The Forging of Fantom Read online

Page 2


  It was a masterly piece of seamanship and one which merited heartfelt thanks both to God and our rescuers. But the fact of my companions still showed nothing but despair. And beside me Priuli uttered a word even more fearful than bora. Uskoks!

  These Uskoks were the most feared gang of sea-brigands in the Adriatic. Though some of them claimed to be servants of Christ in His war against the ungodly and even had priests fee’d to bless their expeditions (and share their booty!), yet they showed little religious discrimination in their pillaging. Indeed since the Serene Republic had made its peace with the Ottomans, these Uskoks were as ferocious towards Venetian merchants as they were to the Turks.

  But the peril I had been saved from was still hot in my mind and that which I approached had not yet begun to burn, so all I felt as the galley drew us into the lea of a small island was a mighty relief. I watched with grateful admiration the manner in which the Uskok captain, a tall blond man with a huge tangle of reddish beard, managed his ship. His lieutenants called him Godislav and obeyed his sharp, precise orders instantly. I was well satisfied to have fallen into the hands of such a saviour.
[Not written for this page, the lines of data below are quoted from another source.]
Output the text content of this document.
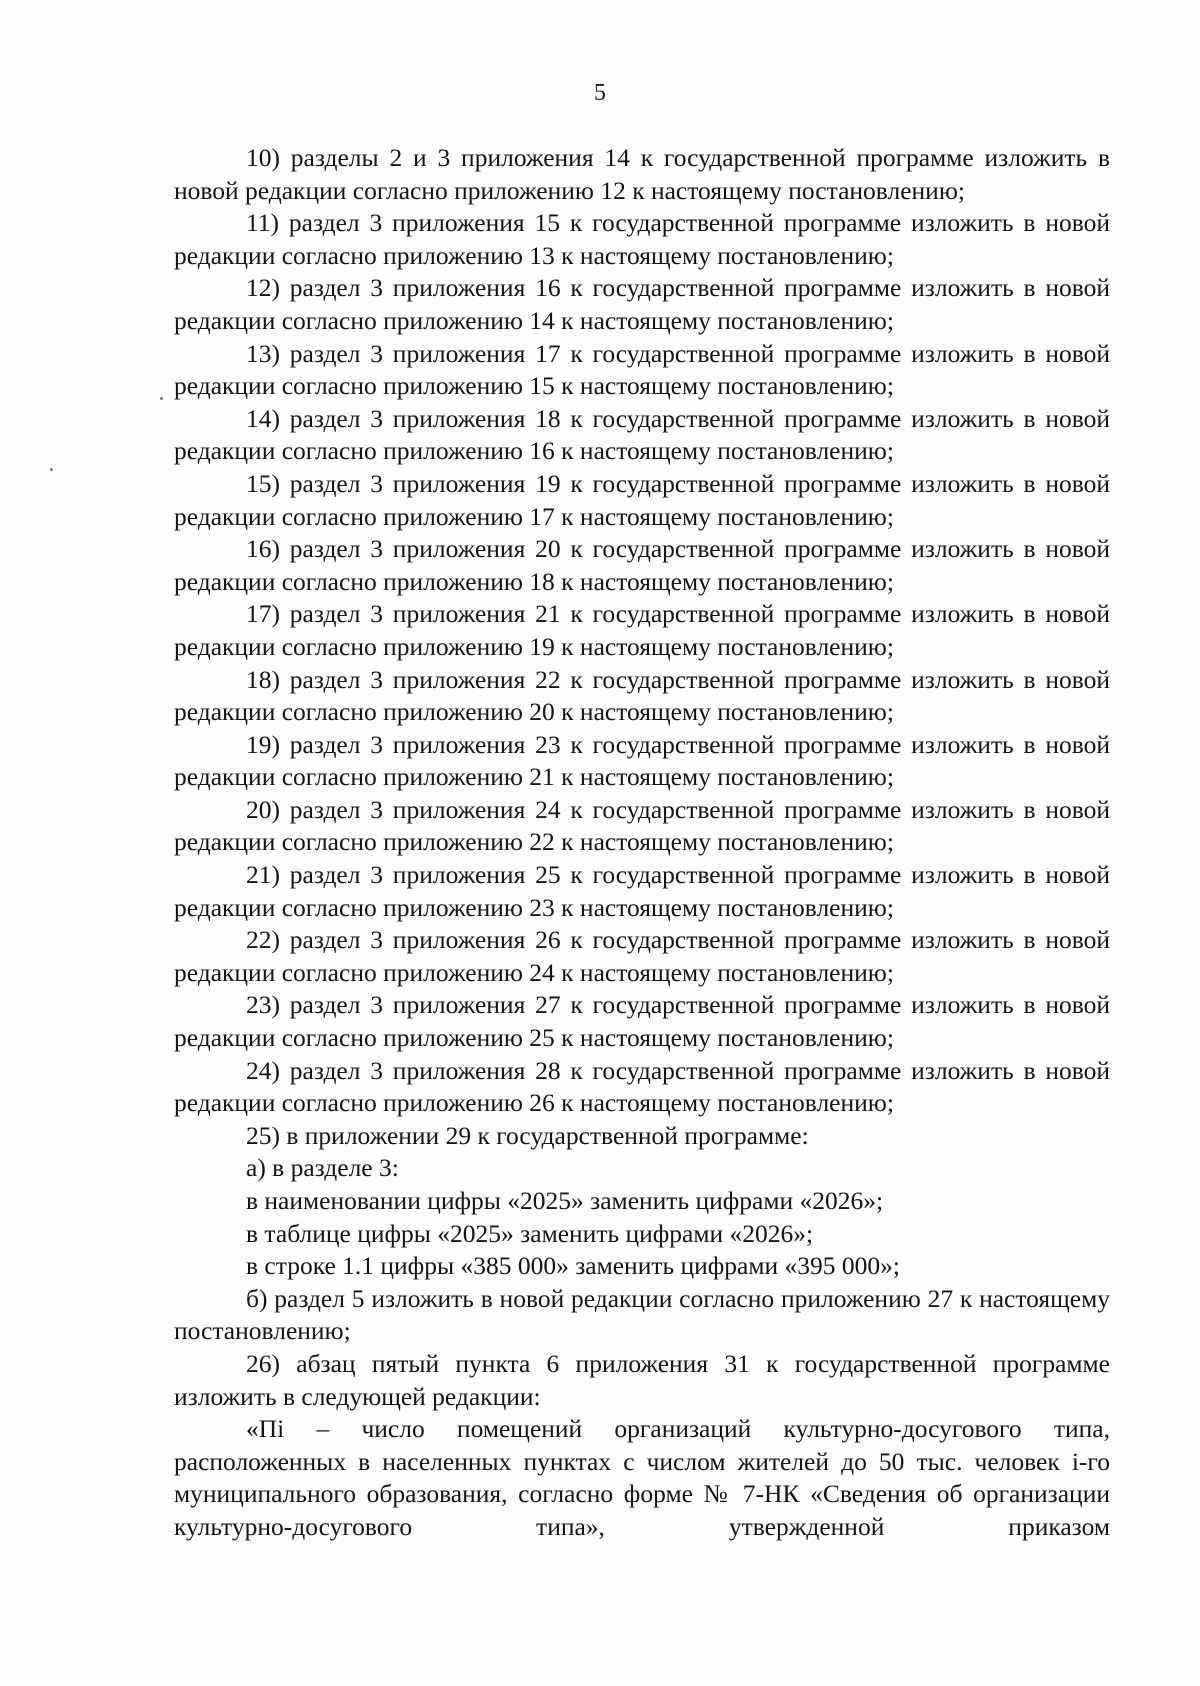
5

10) разделы 2 и 3 приложения 14 к государственной программе изложить в новой редакции согласно приложению 12 к настоящему постановлению;

11) раздел 3 приложения 15 к государственной программе изложить в новой редакции согласно приложению 13 к настоящему постановлению;

12) раздел 3 приложения 16 к государственной программе изложить в новой редакции согласно приложению 14 к настоящему постановлению;

13) раздел 3 приложения 17 к государственной программе изложить в новой редакции согласно приложению 15 к настоящему постановлению;

14) раздел 3 приложения 18 к государственной программе изложить в новой редакции согласно приложению 16 к настоящему постановлению;

15) раздел 3 приложения 19 к государственной программе изложить в новой редакции согласно приложению 17 к настоящему постановлению;

16) раздел 3 приложения 20 к государственной программе изложить в новой редакции согласно приложению 18 к настоящему постановлению;

17) раздел 3 приложения 21 к государственной программе изложить в новой редакции согласно приложению 19 к настоящему постановлению;

18) раздел 3 приложения 22 к государственной программе изложить в новой редакции согласно приложению 20 к настоящему постановлению;

19) раздел 3 приложения 23 к государственной программе изложить в новой редакции согласно приложению 21 к настоящему постановлению;

20) раздел 3 приложения 24 к государственной программе изложить в новой редакции согласно приложению 22 к настоящему постановлению;

21) раздел 3 приложения 25 к государственной программе изложить в новой редакции согласно приложению 23 к настоящему постановлению;

22) раздел 3 приложения 26 к государственной программе изложить в новой редакции согласно приложению 24 к настоящему постановлению;

23) раздел 3 приложения 27 к государственной программе изложить в новой редакции согласно приложению 25 к настоящему постановлению;

24) раздел 3 приложения 28 к государственной программе изложить в новой редакции согласно приложению 26 к настоящему постановлению;

25) в приложении 29 к государственной программе:

а) в разделе 3:

в наименовании цифры «2025» заменить цифрами «2026»;

в таблице цифры «2025» заменить цифрами «2026»;

в строке 1.1 цифры «385 000» заменить цифрами «395 000»;

б) раздел 5 изложить в новой редакции согласно приложению 27 к настоящему постановлению;

26) абзац пятый пункта 6 приложения 31 к государственной программе изложить в следующей редакции:

«Пi – число помещений организаций культурно-досугового типа, расположенных в населенных пунктах с числом жителей до 50 тыс. человек i-го муниципального образования, согласно форме № 7-НК «Сведения об организации культурно-досугового типа», утвержденной приказом
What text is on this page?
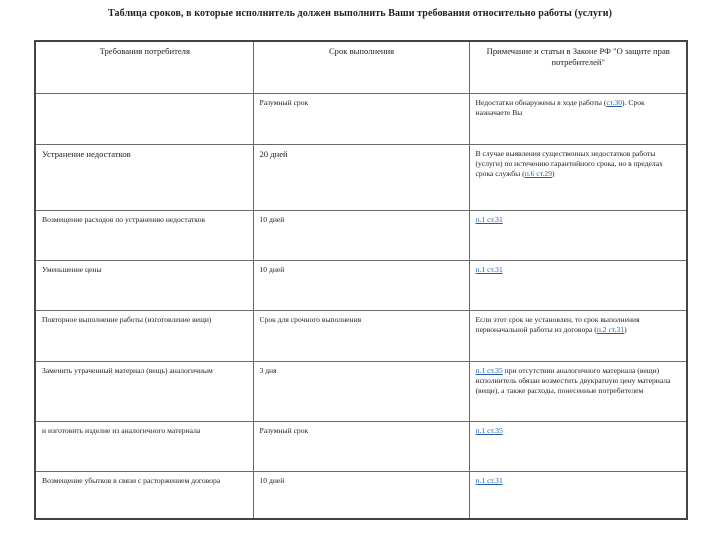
Таблица сроков, в которые исполнитель должен выполнить Ваши требования относительно работы (услуги)
Требования потребителя	Срок выполнения	Примечание и статьи в Законе РФ "О защите прав потребителей"
	Разумный срок	Недостатки обнаружены в ходе работы (ст.30). Срок назначаете Вы
Устранение недостатков	20 дней	В случае выявления существенных недостатков работы (услуги) по истечению гарантийного срока, но в пределах срока службы (п.6 ст.29)
Возмещение расходов по устранению недостатков	10 дней	п.1 ст.31
Уменьшение цены	10 дней	п.1 ст.31
Повторное выполнение работы (изготовление вещи)	Срок для срочного выполнения	Если этот срок не установлен, то срок выполнения первоначальной работы из договора (п.2 ст.31)
Заменить утраченный материал (вещь) аналогичным	3 дня	п.1 ст.35 при отсутствии аналогичного материала (вещи) исполнитель обязан возместить двукратную цену материала (вещи), а также расходы, понесенные потребителем
и изготовить изделие из аналогичного материала	Разумный срок	п.1 ст.35
Возмещение убытков в связи с расторжением договора	10 дней	п.1 ст.31
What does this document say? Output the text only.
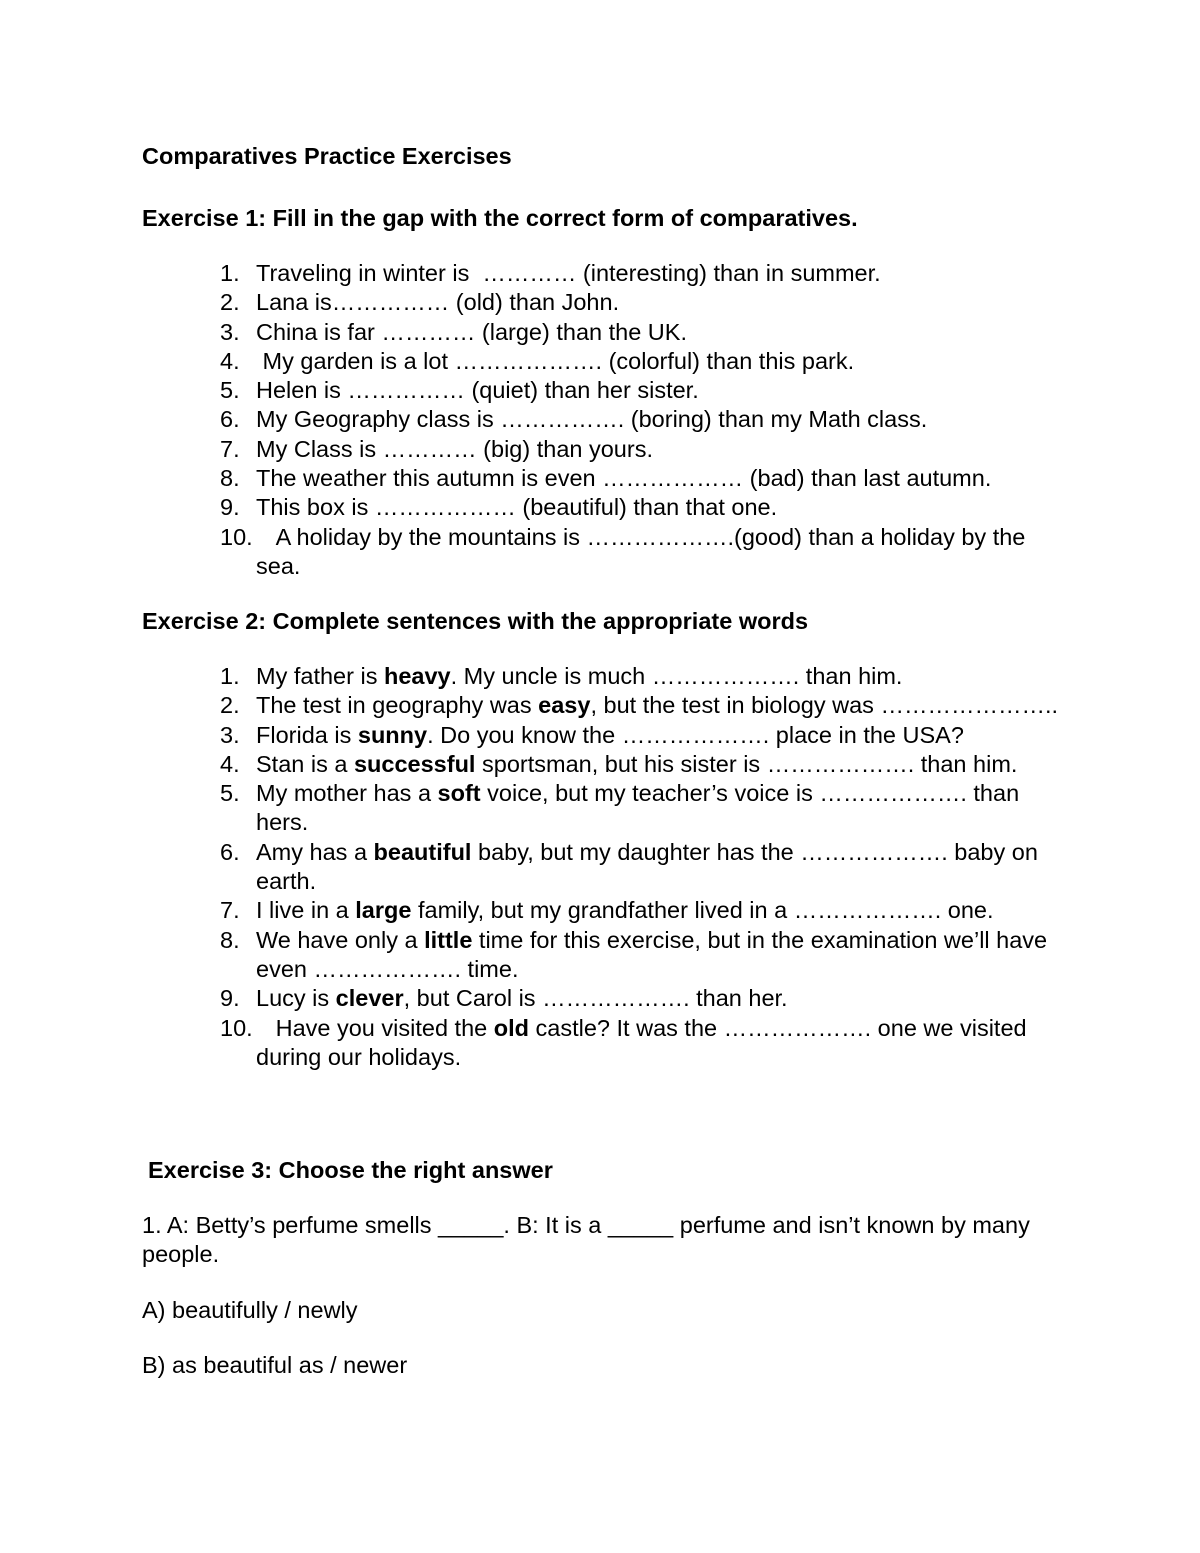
Comparatives Practice Exercises
Exercise 1: Fill in the gap with the correct form of comparatives.
1. Traveling in winter is  ………… (interesting) than in summer.
2. Lana is…………… (old) than John.
3. China is far ………… (large) than the UK.
4. My garden is a lot ………………. (colorful) than this park.
5. Helen is …………… (quiet) than her sister.
6. My Geography class is ……………. (boring) than my Math class.
7. My Class is ………… (big) than yours.
8. The weather this autumn is even ……………… (bad) than last autumn.
9. This box is ……………… (beautiful) than that one.
10. A holiday by the mountains is ……………….(good) than a holiday by the sea.
Exercise 2: Complete sentences with the appropriate words
1. My father is heavy. My uncle is much ………………. than him.
2. The test in geography was easy, but the test in biology was …………………..
3. Florida is sunny. Do you know the ………………. place in the USA?
4. Stan is a successful sportsman, but his sister is ………………. than him.
5. My mother has a soft voice, but my teacher’s voice is ………………. than hers.
6. Amy has a beautiful baby, but my daughter has the ………………. baby on earth.
7. I live in a large family, but my grandfather lived in a ………………. one.
8. We have only a little time for this exercise, but in the examination we’ll have even ………………. time.
9. Lucy is clever, but Carol is ………………. than her.
10. Have you visited the old castle? It was the ………………. one we visited during our holidays.
Exercise 3: Choose the right answer
1. A: Betty’s perfume smells _____. B: It is a _____ perfume and isn’t known by many people.
A) beautifully / newly
B) as beautiful as / newer
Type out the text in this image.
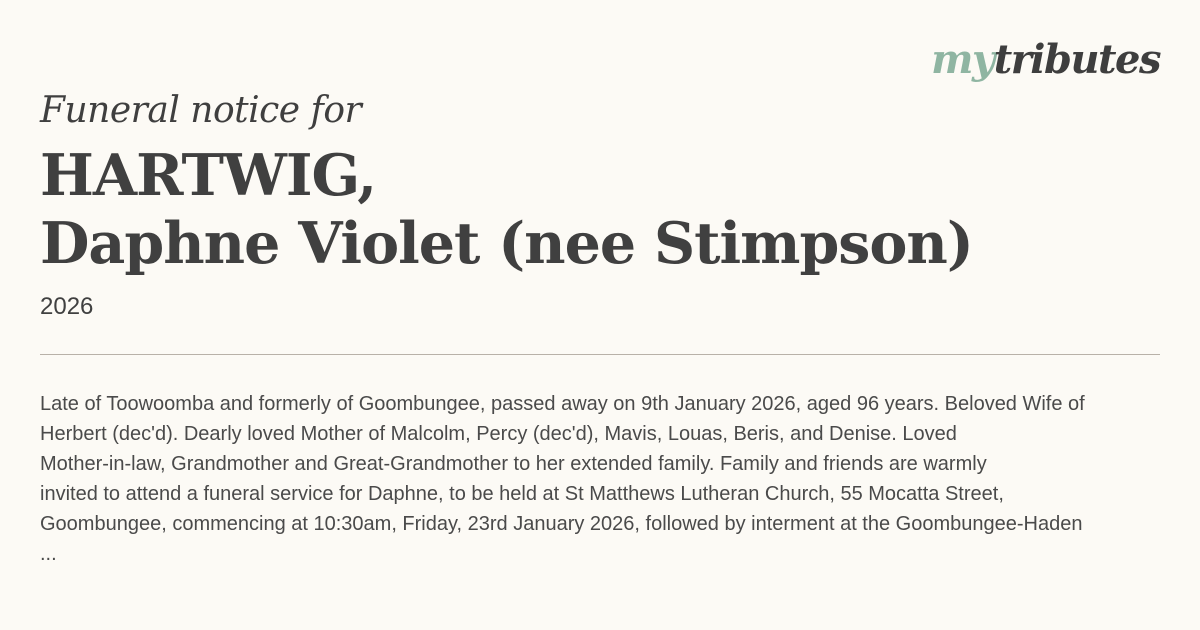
mytributes
Funeral notice for
HARTWIG,
Daphne Violet (nee Stimpson)
2026
Late of Toowoomba and formerly of Goombungee, passed away on 9th January 2026, aged 96 years. Beloved Wife of
Herbert (dec'd). Dearly loved Mother of Malcolm, Percy (dec'd), Mavis, Louas, Beris, and Denise. Loved
Mother-in-law, Grandmother and Great-Grandmother to her extended family. Family and friends are warmly
invited to attend a funeral service for Daphne, to be held at St Matthews Lutheran Church, 55 Mocatta Street,
Goombungee, commencing at 10:30am, Friday, 23rd January 2026, followed by interment at the Goombungee-Haden
...
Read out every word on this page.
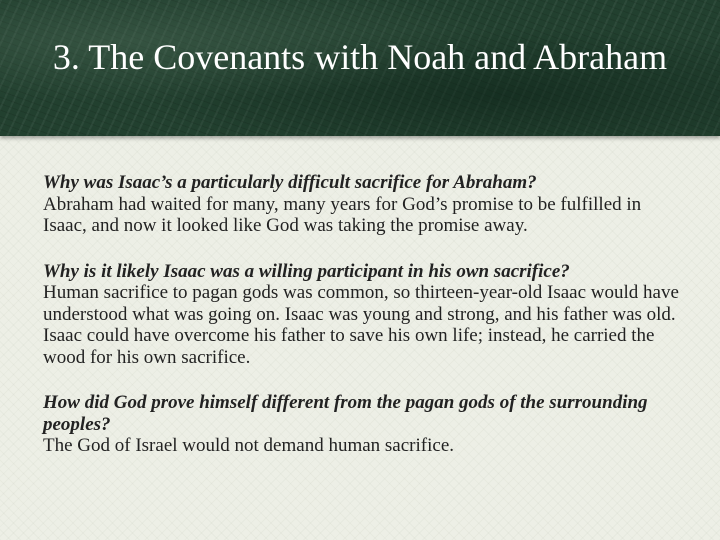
3. The Covenants with Noah and Abraham

Why was Isaac’s a particularly difficult sacrifice for Abraham?

Abraham had waited for many, many years for God’s promise to be fulfilled in Isaac, and now it looked like God was taking the promise away.

Why is it likely Isaac was a willing participant in his own sacrifice?

Human sacrifice to pagan gods was common, so thirteen-year-old Isaac would have understood what was going on. Isaac was young and strong, and his father was old. Isaac could have overcome his father to save his own life; instead, he carried the wood for his own sacrifice.

How did God prove himself different from the pagan gods of the surrounding peoples?

The God of Israel would not demand human sacrifice.
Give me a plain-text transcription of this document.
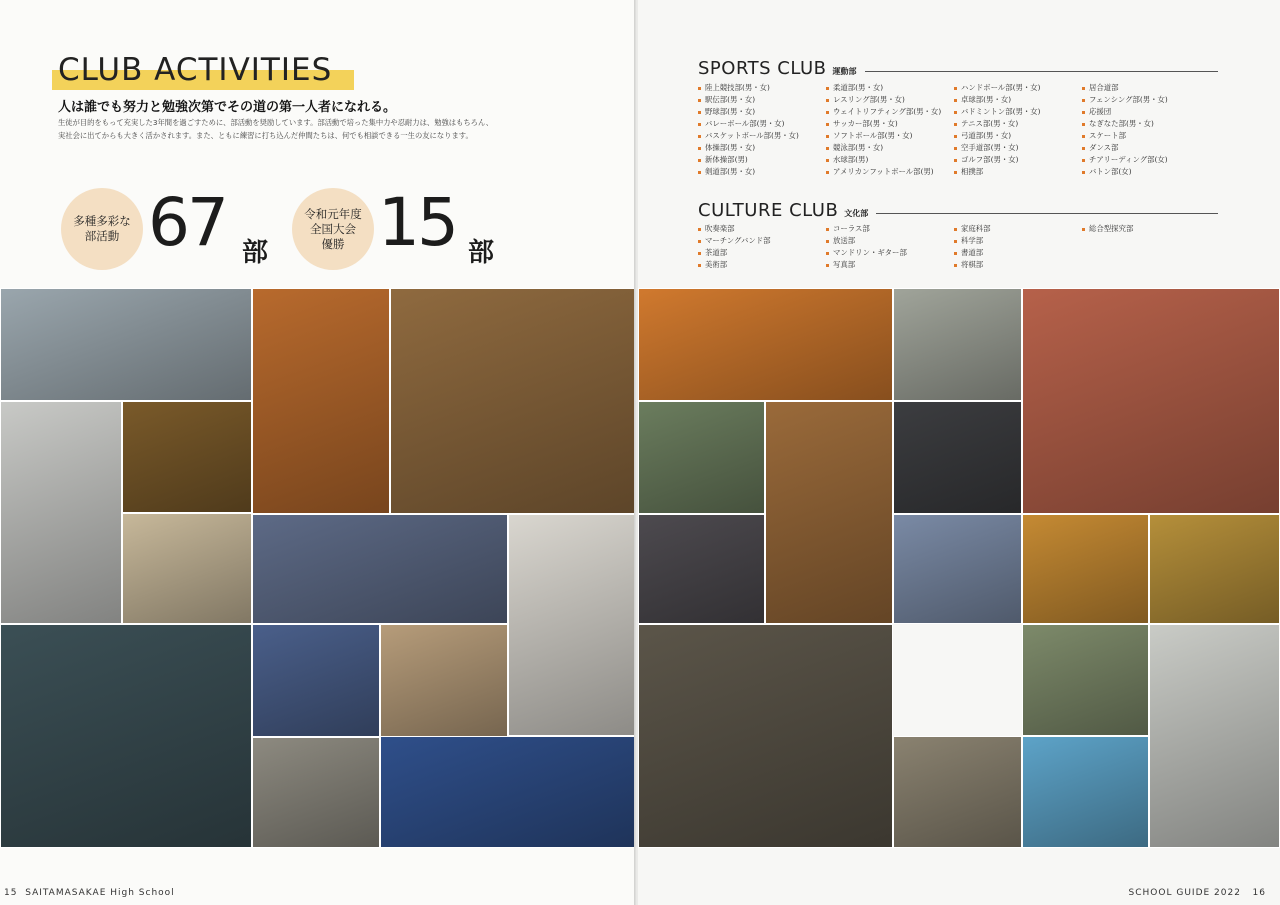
CLUB ACTIVITIES

人は誰でも努力と勉強次第でその道の第一人者になれる。

生徒が目的をもって充実した3年間を過ごすために、部活動を奨励しています。部活動で培った集中力や忍耐力は、勉強はもちろん、
実社会に出てからも大きく活かされます。また、ともに練習に打ち込んだ仲間たちは、何でも相談できる一生の友になります。

多種多彩な
部活動 67 部
令和元年度
全国大会
優勝 15 部
15 SAITAMASAKAE High School
SPORTS CLUB 運動部
陸上競技部(男・女)
駅伝部(男・女)
野球部(男・女)
バレーボール部(男・女)
バスケットボール部(男・女)
体操部(男・女)
新体操部(男)
剣道部(男・女)
柔道部(男・女)
レスリング部(男・女)
ウェイトリフティング部(男・女)
サッカー部(男・女)
ソフトボール部(男・女)
競泳部(男・女)
水球部(男)
アメリカンフットボール部(男)
ハンドボール部(男・女)
卓球部(男・女)
バドミントン部(男・女)
テニス部(男・女)
弓道部(男・女)
空手道部(男・女)
ゴルフ部(男・女)
相撲部
居合道部
フェンシング部(男・女)
応援団
なぎなた部(男・女)
スケート部
ダンス部
チアリーディング部(女)
バトン部(女)
CULTURE CLUB 文化部
吹奏楽部
マーチングバンド部
茶道部
美術部
コーラス部
放送部
マンドリン・ギター部
写真部
家庭科部
科学部
書道部
将棋部
総合型探究部
SCHOOL GUIDE 2022 16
  Not until the ship was safely hove to in a sheltered cove did Captain Godislav pay the slightest attention to Papa Priuli and his crew who, to tell the truth, behaved as if hobgoblins had boarded their craft, not pirates. Not a weapon was drawn. None of them showed even the courage of despair, but scuttled into dark corners like wood-lice whom the peasant’s matlock has exposed to the bright sun. Only Mustafa Aziz stood unchanged and defiant before these newcomers, and I felt at the same time proud of him and ashamed that it was a heathen who was showing Christians how to behave. But here if anywhere, I believed in my childish innocence, was the example to follow. I drew myself up alongside Hassan and together we emulated his father’s pose.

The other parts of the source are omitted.